Sorry. In the spirit of dose optimization, we're proactively volunteering to have a dose evaluation phase, what we're calling internally phase I- B. And so we'll come up with candidate dose or dose RP2 dose candidates, and then evaluate them further to make sure that we've selected the definitive one, before we start phase II- A. So yes, in answer to your question, Mark, we plan to complete those escalations before we formally evaluate two or more dose candidates.
Understood. Thank you. Yeah.
And thanks. That's a great point. And you know, I first heard about the Project Optimus from Scott and his team years before it sort of got popular and you know, gained a lot of prominence and attention. So we've been very focused on that from the early days. But thanks again, Mark, for your questions. And let's go on to the next question please.
Thank you. One moment for our next question.

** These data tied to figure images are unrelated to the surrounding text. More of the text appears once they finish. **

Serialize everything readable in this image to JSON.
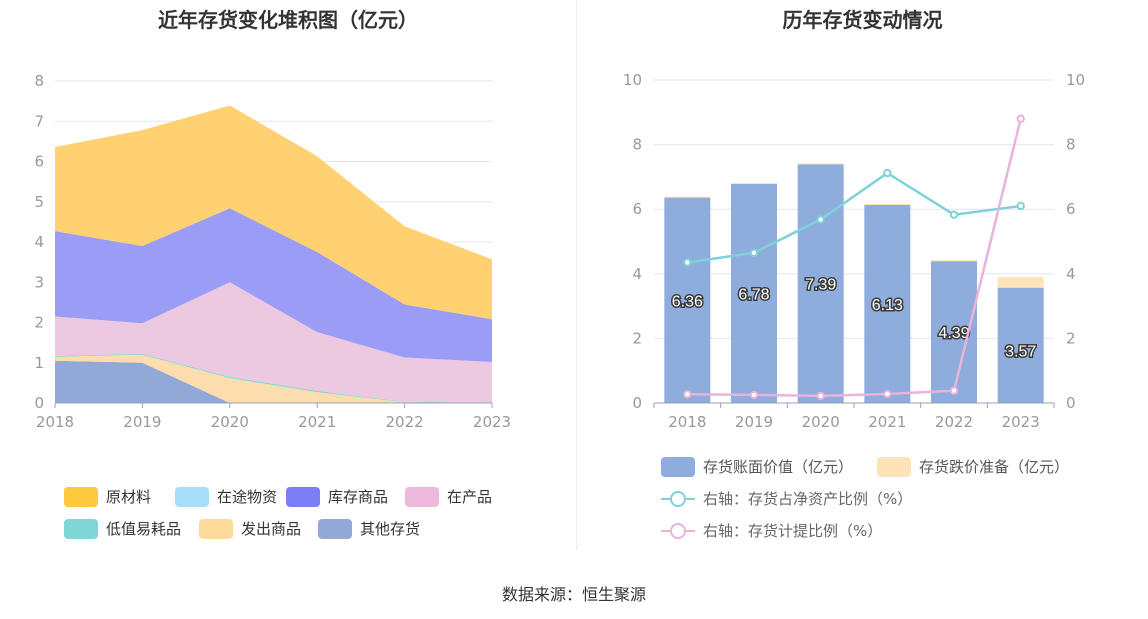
{
  "left_chart": {
    "title": "近年存货变化堆积图（亿元）",
    "chart_data": {
      "type": "area",
      "stacked": true,
      "x": [
        "2018",
        "2019",
        "2020",
        "2021",
        "2022",
        "2023"
      ],
      "ylim": [
        0,
        8
      ],
      "yticks": [
        "0",
        "1",
        "2",
        "3",
        "4",
        "5",
        "6",
        "7",
        "8"
      ],
      "grid": true,
      "legend_position": "bottom",
      "series": [
        {
          "name": "其他存货",
          "color": "#92a9d8",
          "values": [
            1.05,
            1.0,
            0.0,
            0.0,
            0.0,
            0.0
          ]
        },
        {
          "name": "发出商品",
          "color": "#fdddad",
          "values": [
            0.1,
            0.2,
            0.62,
            0.27,
            0.02,
            0.0
          ]
        },
        {
          "name": "低值易耗品",
          "color": "#7fd6d6",
          "values": [
            0.02,
            0.02,
            0.03,
            0.03,
            0.01,
            0.01
          ]
        },
        {
          "name": "在途物资",
          "color": "#a4dff7",
          "values": [
            0.0,
            0.0,
            0.0,
            0.0,
            0.0,
            0.0
          ]
        },
        {
          "name": "在产品",
          "color": "#ecc9e1",
          "values": [
            0.98,
            0.76,
            2.35,
            1.46,
            1.1,
            1.01
          ]
        },
        {
          "name": "库存商品",
          "color": "#9a9cf5",
          "values": [
            2.12,
            1.92,
            1.84,
            1.99,
            1.32,
            1.06
          ]
        },
        {
          "name": "原材料",
          "color": "#ffd170",
          "values": [
            2.09,
            2.88,
            2.55,
            2.38,
            1.94,
            1.49
          ]
        }
      ]
    },
    "legend": [
      {
        "name": "原材料",
        "color": "#ffc93d"
      },
      {
        "name": "在途物资",
        "color": "#a4dff7"
      },
      {
        "name": "库存商品",
        "color": "#7c7ef5"
      },
      {
        "name": "在产品",
        "color": "#ecb9dc"
      },
      {
        "name": "低值易耗品",
        "color": "#7fd6d6"
      },
      {
        "name": "发出商品",
        "color": "#fdd99a"
      },
      {
        "name": "其他存货",
        "color": "#92a9d8"
      }
    ]
  },
  "right_chart": {
    "title": "历年存货变动情况",
    "chart_data": {
      "type": "bar",
      "stacked": true,
      "categories": [
        "2018",
        "2019",
        "2020",
        "2021",
        "2022",
        "2023"
      ],
      "ylim": [
        0,
        10
      ],
      "yticks": [
        "0",
        "2",
        "4",
        "6",
        "8",
        "10"
      ],
      "y2lim": [
        0,
        10
      ],
      "y2ticks": [
        "0",
        "2",
        "4",
        "6",
        "8",
        "10"
      ],
      "grid": true,
      "legend_position": "bottom",
      "series": [
        {
          "name": "存货账面价值（亿元）",
          "type": "bar",
          "color": "#8eacdc",
          "values": [
            6.36,
            6.78,
            7.39,
            6.13,
            4.39,
            3.57
          ],
          "labels": [
            "6.36",
            "6.78",
            "7.39",
            "6.13",
            "4.39",
            "3.57"
          ]
        },
        {
          "name": "存货跌价准备（亿元）",
          "type": "bar",
          "color": "#ffe3b8",
          "values": [
            0.03,
            0.03,
            0.03,
            0.03,
            0.03,
            0.33
          ]
        },
        {
          "name": "右轴：存货占净资产比例（%）",
          "type": "line",
          "axis": "right",
          "color": "#7fd1d8",
          "values": [
            4.35,
            4.65,
            5.68,
            7.12,
            5.83,
            6.1
          ]
        },
        {
          "name": "右轴：存货计提比例（%）",
          "type": "line",
          "axis": "right",
          "color": "#e8b4da",
          "values": [
            0.27,
            0.25,
            0.22,
            0.28,
            0.38,
            8.8
          ]
        }
      ]
    }
  },
  "source": "数据来源：恒生聚源"
}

Our last question comes from the line of Michael Schmidt from Guggenheim Partners.
Hey, guys. Thanks for taking my question. Just maybe a quick follow-up on the phase I study. Based on the enrollment criteria, what tumor histologies would you expect to enroll predominantly? And, and based on that, you know, as you think ahead towards you reaching, more efficacious, or higher doses in the study, where would you expect to see, early clinical activity? Thanks so much.

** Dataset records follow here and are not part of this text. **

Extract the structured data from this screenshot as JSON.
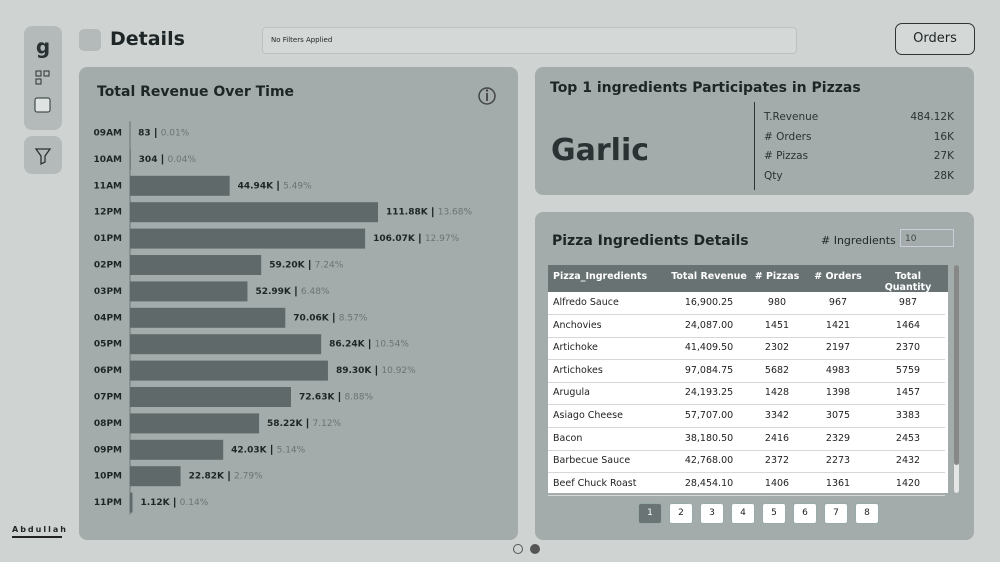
{
  "header": {
    "title": "Details",
    "filter": "No Filters Applied",
    "button": "Orders"
  },
  "logo": "Abdullah",
  "chart_data": {
    "type": "bar",
    "title": "Total Revenue Over Time",
    "categories": [
      "09AM",
      "10AM",
      "11AM",
      "12PM",
      "01PM",
      "02PM",
      "03PM",
      "04PM",
      "05PM",
      "06PM",
      "07PM",
      "08PM",
      "09PM",
      "10PM",
      "11PM"
    ],
    "values": [
      83,
      304,
      44940,
      111880,
      106070,
      59200,
      52990,
      70060,
      86240,
      89300,
      72630,
      58220,
      42030,
      22820,
      1120
    ],
    "value_labels": [
      "83",
      "304",
      "44.94K",
      "111.88K",
      "106.07K",
      "59.20K",
      "52.99K",
      "70.06K",
      "86.24K",
      "89.30K",
      "72.63K",
      "58.22K",
      "42.03K",
      "22.82K",
      "1.12K"
    ],
    "percent_labels": [
      "0.01%",
      "0.04%",
      "5.49%",
      "13.68%",
      "12.97%",
      "7.24%",
      "6.48%",
      "8.57%",
      "10.54%",
      "10.92%",
      "8.88%",
      "7.12%",
      "5.14%",
      "2.79%",
      "0.14%"
    ],
    "color": "#5f696a"
  },
  "kpi": {
    "title": "Top 1 ingredients Participates in Pizzas",
    "name": "Garlic",
    "stats": [
      {
        "label": "T.Revenue",
        "value": "484.12K"
      },
      {
        "label": "# Orders",
        "value": "16K"
      },
      {
        "label": "# Pizzas",
        "value": "27K"
      },
      {
        "label": "Qty",
        "value": "28K"
      }
    ]
  },
  "table": {
    "title": "Pizza Ingredients Details",
    "filter_label": "# Ingredients",
    "filter_value": "10",
    "columns": [
      "Pizza_Ingredients",
      "Total Revenue",
      "# Pizzas",
      "# Orders",
      "Total Quantity"
    ],
    "rows": [
      [
        "Alfredo Sauce",
        "16,900.25",
        "980",
        "967",
        "987"
      ],
      [
        "Anchovies",
        "24,087.00",
        "1451",
        "1421",
        "1464"
      ],
      [
        "Artichoke",
        "41,409.50",
        "2302",
        "2197",
        "2370"
      ],
      [
        "Artichokes",
        "97,084.75",
        "5682",
        "4983",
        "5759"
      ],
      [
        "Arugula",
        "24,193.25",
        "1428",
        "1398",
        "1457"
      ],
      [
        "Asiago Cheese",
        "57,707.00",
        "3342",
        "3075",
        "3383"
      ],
      [
        "Bacon",
        "38,180.50",
        "2416",
        "2329",
        "2453"
      ],
      [
        "Barbecue Sauce",
        "42,768.00",
        "2372",
        "2273",
        "2432"
      ],
      [
        "Beef Chuck Roast",
        "28,454.10",
        "1406",
        "1361",
        "1420"
      ]
    ]
  },
  "pagination": [
    "1",
    "2",
    "3",
    "4",
    "5",
    "6",
    "7",
    "8"
  ]
}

Hey, Michael, thanks for the questions, and last but certainly not least, appreciate the question. And yeah, look, I mean, our phase I enrollment criteria is quite broad, right? It's truly universal-RAS. Any, you know, any solid tumor patient with any mutation in KRAS, NRAS or HRAS is eligible to be screened. So we're not requiring or specifying particular tumor types as part of the phase I. You know, however, as you know, we've identified, you know, what we believe are the most likely phase IIa areas for dose expansion.

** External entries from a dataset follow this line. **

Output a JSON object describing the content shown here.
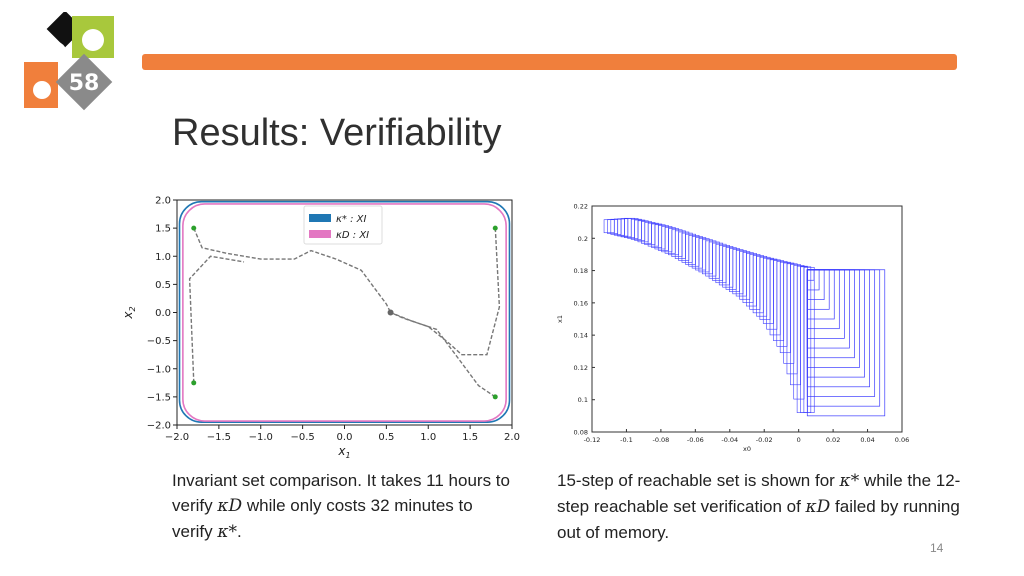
{
  "logo": {
    "badge_text": "58",
    "colors": {
      "black": "#111111",
      "green": "#a8c83c",
      "orange": "#f07f3c",
      "gray": "#8a8a8a"
    }
  },
  "header": {
    "accent_color": "#f07f3c",
    "title": "Results: Verifiability"
  },
  "figure_left": {
    "chart_data": {
      "type": "line",
      "xlabel": "x1",
      "ylabel": "x2",
      "xlim": [
        -2.0,
        2.0
      ],
      "ylim": [
        -2.0,
        2.0
      ],
      "xticks": [
        "−2.0",
        "−1.5",
        "−1.0",
        "−0.5",
        "0.0",
        "0.5",
        "1.0",
        "1.5",
        "2.0"
      ],
      "yticks": [
        "2.0",
        "1.5",
        "1.0",
        "0.5",
        "0.0",
        "−0.5",
        "−1.0",
        "−1.5",
        "−2.0"
      ],
      "legend": {
        "placement": "top-center",
        "entries": [
          {
            "label": "κ* : XI",
            "color": "#1f77b4"
          },
          {
            "label": "κD : XI",
            "color": "#e377c2"
          }
        ]
      },
      "series": [
        {
          "name": "κ* : XI",
          "color": "#1f77b4",
          "shape": "rounded-rectangle",
          "x_extent": [
            -1.97,
            1.97
          ],
          "y_extent": [
            -1.95,
            1.97
          ]
        },
        {
          "name": "κD : XI",
          "color": "#e377c2",
          "shape": "rounded-rectangle",
          "x_extent": [
            -1.93,
            1.93
          ],
          "y_extent": [
            -1.93,
            1.93
          ]
        }
      ],
      "trajectories": {
        "color": "#777777",
        "style": "dashed",
        "start_points": [
          [
            -1.8,
            1.5
          ],
          [
            1.8,
            1.5
          ],
          [
            -1.8,
            -1.25
          ],
          [
            1.8,
            -1.5
          ]
        ],
        "end_point": [
          0.55,
          0.0
        ],
        "paths": [
          [
            [
              -1.8,
              1.5
            ],
            [
              -1.7,
              1.15
            ],
            [
              -1.4,
              1.05
            ],
            [
              -1.0,
              0.95
            ],
            [
              -0.6,
              0.95
            ],
            [
              -0.4,
              1.1
            ],
            [
              -0.1,
              0.95
            ],
            [
              0.2,
              0.75
            ],
            [
              0.35,
              0.45
            ],
            [
              0.5,
              0.15
            ],
            [
              0.55,
              0.0
            ]
          ],
          [
            [
              1.8,
              1.5
            ],
            [
              1.85,
              0.1
            ],
            [
              1.7,
              -0.75
            ],
            [
              1.4,
              -0.75
            ],
            [
              1.25,
              -0.55
            ],
            [
              1.0,
              -0.25
            ],
            [
              0.8,
              -0.15
            ],
            [
              0.55,
              0.0
            ]
          ],
          [
            [
              -1.8,
              -1.25
            ],
            [
              -1.85,
              0.6
            ],
            [
              -1.6,
              1.0
            ],
            [
              -1.2,
              0.9
            ]
          ],
          [
            [
              1.8,
              -1.5
            ],
            [
              1.6,
              -1.3
            ],
            [
              1.4,
              -0.9
            ],
            [
              1.1,
              -0.3
            ],
            [
              0.7,
              -0.1
            ],
            [
              0.55,
              0.0
            ]
          ]
        ]
      }
    }
  },
  "figure_right": {
    "chart_data": {
      "type": "line",
      "xlabel": "x0",
      "ylabel": "x1",
      "xlim": [
        -0.12,
        0.06
      ],
      "ylim": [
        0.08,
        0.22
      ],
      "xticks": [
        "-0.12",
        "-0.1",
        "-0.08",
        "-0.06",
        "-0.04",
        "-0.02",
        "0",
        "0.02",
        "0.04",
        "0.06"
      ],
      "yticks": [
        "0.22",
        "0.2",
        "0.18",
        "0.16",
        "0.14",
        "0.12",
        "0.1",
        "0.08"
      ],
      "series": [
        {
          "name": "",
          "color": "#3b3bff",
          "steps": 15,
          "description_marks": "nested reachable-set boxes",
          "upper_envelope": [
            [
              -0.113,
              0.21
            ],
            [
              -0.1,
              0.211
            ],
            [
              -0.08,
              0.206
            ],
            [
              -0.06,
              0.199
            ],
            [
              -0.04,
              0.192
            ],
            [
              -0.02,
              0.186
            ],
            [
              0.0,
              0.181
            ],
            [
              0.006,
              0.18
            ],
            [
              0.05,
              0.18
            ]
          ],
          "lower_envelope": [
            [
              -0.113,
              0.205
            ],
            [
              -0.09,
              0.199
            ],
            [
              -0.07,
              0.19
            ],
            [
              -0.05,
              0.178
            ],
            [
              -0.03,
              0.164
            ],
            [
              -0.015,
              0.148
            ],
            [
              -0.005,
              0.13
            ],
            [
              0.001,
              0.11
            ],
            [
              0.005,
              0.092
            ]
          ],
          "box_right_x": [
            0.006,
            0.05
          ],
          "box_bottom_y": [
            0.09,
            0.18
          ]
        }
      ]
    }
  },
  "captions": {
    "left": {
      "p1": "Invariant set comparison.  It takes 11 hours to verify ",
      "m1": "κD",
      "p2": " while only costs 32 minutes to verify ",
      "m2": "κ*",
      "p3": "."
    },
    "right": {
      "p1": "15-step of reachable set is shown for ",
      "m1": "κ*",
      "p2": " while the 12-step reachable set verification of ",
      "m2": "κD",
      "p3": " failed by running out of memory."
    }
  },
  "page_number": "14"
}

And that's based on you know the use of these humanized tumor growth assays and the informatics that we described earlier. And so all our clinical investigators are familiar with those data. And in fact, we've chosen our clinical sites in part based on their expertise with those types of cancer. So you know I think you can expect you know you might expect to see a bit more of those in the trial. But again, you know, we have... And I'll hand over to Scott to comment, but again, we have very broad enrollment criteria to really cast a wide net.
Scott, I don't know if there's anything you wanna add there?
No, I think you covered it well. They're all the phase I investigators are clinicians and scientists that were involved in our protocol development and are very excited about the clinical proof of concept. And so they're basically, you know, actively looking to enrich for the tumor types that we built our model there for melanoma.
Okay, thank you.
Great. Thanks. Thanks, Michael.
Thank you. At this time, I would now like to turn the conference back over to Ben Zeskind for closing remarks.
Great. Thank you, operator, and thanks, everyone, for the great questions and to everyone who was listening in on the call. In the coming weeks, we plan to attend the Cowen and Oppenheimer Healthcare Investor Conferences, and we welcome your request for meetings at these events or directly through us. Feel free to reach out to Gilmartin if you'd like to schedule some time. With that, I would like to thank all of you for participating in today's call and wish you a good evening.
This concludes today's conference call. Thank you for participating. You may now disconnect.